Psychologue et IA
Lucas, votre situation est tout à fait compréhensible. La colère et l’irritabilité que vous décrivez sont souvent des réactions naturelles face à une perte de statut ou de contrôle, surtout lorsqu’elle touche à une partie centrale de votre identité, comme votre rôle professionnel. Perdre un poste de manager à 39 ans peut effectivement ébranler votre sentiment de compétitivité, de reconnaissance et même votre estime de soi. Ces émotions refoulées peuvent ensuite resurgir de manière disproportionnée dans des contextes du quotidien, comme les petits désordres à la maison ou les erreurs de vos enfants.
Vos accès de rage soudaine ne sont pas nécessairement le signe d’une dépression ou d’une anxiété généralisée, mais ils peuvent en être un symptôme si ces émotions persistent et s’accompagnent d’autres signes comme un sommeil perturbé, une perte d’intérêt prolongée, une fatigue intense ou des pensées négatives récurrentes. Cela dit, la colère est aussi une émotion secondaire, c’est-à-dire qu’elle cache souvent autre chose : de la tristesse, de la peur (peur de l’échec, de ne plus être à la hauteur) ou un sentiment d’injustice. Crier après votre fille peut être le reflet d’une frustration plus profonde, liée à votre sentiment d’impuissance actuelle.
Pour retrouver une stabilité émotionnelle, il est essentiel de reconnaître et d’accueillir ces émotions sans jugement. Commencez par identifier les moments où la colère monte et demandez-vous : qu’est-ce que cette émotion cherche à me dire ? Est-ce de la déception, de la honte, ou peut-être le besoin de reprendre le contrôle ? Tenir un journal peut vous aider à y voir plus clair. Ensuite, travaillez à rétablir un sentiment de maîtrise dans votre vie, même petit à petit. Cela peut passer par la recherche active d’un nouveau projet professionnel, mais aussi par des activités qui vous rappellent vos compétences et vos forces en dehors du travail, comme un sport, un hobby, ou même l’engagement associatif.

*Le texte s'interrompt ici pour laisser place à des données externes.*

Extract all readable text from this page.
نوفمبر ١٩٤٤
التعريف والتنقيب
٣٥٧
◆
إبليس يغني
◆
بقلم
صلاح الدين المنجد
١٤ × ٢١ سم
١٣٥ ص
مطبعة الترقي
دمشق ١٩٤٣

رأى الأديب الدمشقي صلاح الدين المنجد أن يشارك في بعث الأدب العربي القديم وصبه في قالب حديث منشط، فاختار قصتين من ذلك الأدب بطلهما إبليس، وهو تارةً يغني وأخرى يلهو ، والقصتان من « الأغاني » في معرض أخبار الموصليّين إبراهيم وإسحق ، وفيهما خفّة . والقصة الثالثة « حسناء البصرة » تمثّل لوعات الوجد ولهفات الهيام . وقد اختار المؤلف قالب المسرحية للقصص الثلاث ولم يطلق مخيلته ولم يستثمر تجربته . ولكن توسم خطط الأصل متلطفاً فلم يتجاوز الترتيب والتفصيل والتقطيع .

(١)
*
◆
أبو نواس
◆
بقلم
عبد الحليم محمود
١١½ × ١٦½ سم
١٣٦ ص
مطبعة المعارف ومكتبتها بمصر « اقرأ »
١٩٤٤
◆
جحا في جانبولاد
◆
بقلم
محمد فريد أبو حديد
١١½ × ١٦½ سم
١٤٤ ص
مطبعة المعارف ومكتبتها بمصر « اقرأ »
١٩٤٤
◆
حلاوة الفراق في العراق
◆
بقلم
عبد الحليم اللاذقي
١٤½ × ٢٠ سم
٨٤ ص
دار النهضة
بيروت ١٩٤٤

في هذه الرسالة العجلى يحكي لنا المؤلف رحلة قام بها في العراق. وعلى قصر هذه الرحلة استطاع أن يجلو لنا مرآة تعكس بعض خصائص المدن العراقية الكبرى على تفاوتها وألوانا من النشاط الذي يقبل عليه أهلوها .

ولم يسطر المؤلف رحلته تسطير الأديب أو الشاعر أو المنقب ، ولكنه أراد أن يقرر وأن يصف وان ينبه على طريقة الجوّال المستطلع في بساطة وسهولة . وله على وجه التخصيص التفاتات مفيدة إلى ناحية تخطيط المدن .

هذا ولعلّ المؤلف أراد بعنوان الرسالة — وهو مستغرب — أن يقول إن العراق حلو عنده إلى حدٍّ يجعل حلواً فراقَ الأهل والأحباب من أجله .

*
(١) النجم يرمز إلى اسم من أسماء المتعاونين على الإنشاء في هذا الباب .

Il est également crucial de réparer les relations affectées par ces explosions de colère, comme celle avec votre fille. Les excuses sont une première étape, mais vous pourriez aussi lui expliquer, avec des mots adaptés à son âge, que vous traversez une période difficile et que cela ne vient pas d’elle. Cela l’aidera à ne pas intérioriser cette colère et renforcera votre lien. En parallèle, la communication avec votre conjointe (si vous en avez une) ou un proche de confiance peut être un soutien précieux. Leur dire ce que vous ressentez peut soulager la pression et éviter que ces émotions ne s’accumulent.
Enfin, si ces émotions deviennent trop envahissantes ou vous empêchent de fonctionner au quotidien, consulter un psychologue pourrait vous offrir un espace sûr pour explorer ces sentiments en profondeur. Un professionnel pourrait vous aider à travailler sur des stratégies de gestion du stress, comme la cohérence cardiaque, la pleine conscience, ou des techniques de relaxation. Ces outils peuvent vous apprendre à mieux réguler vos réactions émotionnelles et à éviter que la colère ne prenne le dessus. Vous n’êtes pas seul dans cette épreuve, et chercher de l’aide est un signe de force, pas de faiblesse.